On April 9th, the British Medial Journal published a study on a 34-year-old man who started experiencing “thunderclap headaches” — sudden, severe headaches that hit “like a clap of thunder” — after eating a Carolina Reaper pepper. He consumed the pepper during an eating contest and later, he started having sudden headaches so intense that he went to the ER.

The doctors believed the headaches were caused by reversible cerebral vasoconstriction syndrome (RCVS). The Cleveland Clinic says that RCVS occurs when the vessels that supply blood to the brain suddenly constrict. The main symptom of RCVS is thunderclap headaches.

The man is doing fine now, but the BMJ study implied that the Carolina Reaper may have been the culprit behind this scary syndrome.

According to the Guinness Book of World Records, the Carolina Reaper is currently the hottest chili pepper in the world.
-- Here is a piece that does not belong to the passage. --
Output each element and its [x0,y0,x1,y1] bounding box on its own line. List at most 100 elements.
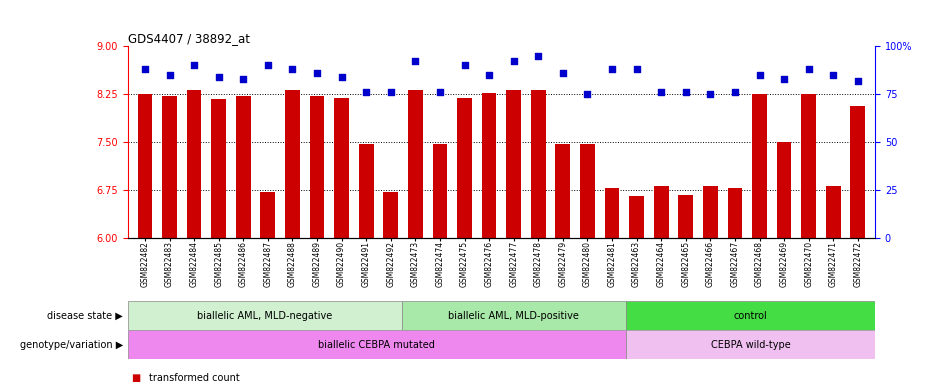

Using Scoville Heat Units (SHU), which are used to quantify a food’s spiciness, the Carolina Reaper averages at 1,641,183 units per pepper.

To give you an idea of just how darn hot that it, the habanero pepper ranges from 150,000 to 350,000 SHUs, according to FiveThirtyEight. And there is plenty of evidence on the internet of how painful Carolina Reapers are to eat — from this guy who tried to rap after eating a Carolina Reaper to this couple on a blind date that ate wings coated in sauce made from the Carolina Reaper pepper.

While you probably weren’t too anxious to try a Carolina Reaper before this report (unless you’re a bit of a food sadist), not everyone agrees that the pepper led to the man’s headaches. The Washington Post spoke to neurology experts who noted that there’s no evidence that the active ingredient in chili peppers, capsaicin, causes arteries to narrow. Plus, that aforementioned pepper farmer has some advice of his own when it comes eating the Carolina Reaper.

Salvatore Genovese, who owns the British farm Love My Chillies, told Sky News that the Carolina Reaper pepper is “not really designed to … just plonk it in your mouth and eat it … I would never do that and I wouldn’t recommend it.” Instead, he suggests cooking with it as a way to add flavor — not to eat the whole thing at once, like in an eating contest.

In its discussions with experts, The Washington Post reported that the 34-year-old contestant’s body could have developed the thunderclap headaches as a response to the stress and pain of consuming something so hot so quickly — meaning, the pepper isn’t really directly to blame.

Thunderclap headaches or not, as with anything super spicy, you’ll want to proceed with caution when it comes to the Carolina Reaper. And as people keep coming up with ways to create even spicier chili peppers, be on the lookout for more ways these peppers will cause stress on the people who viciously treat themselves to these beasts.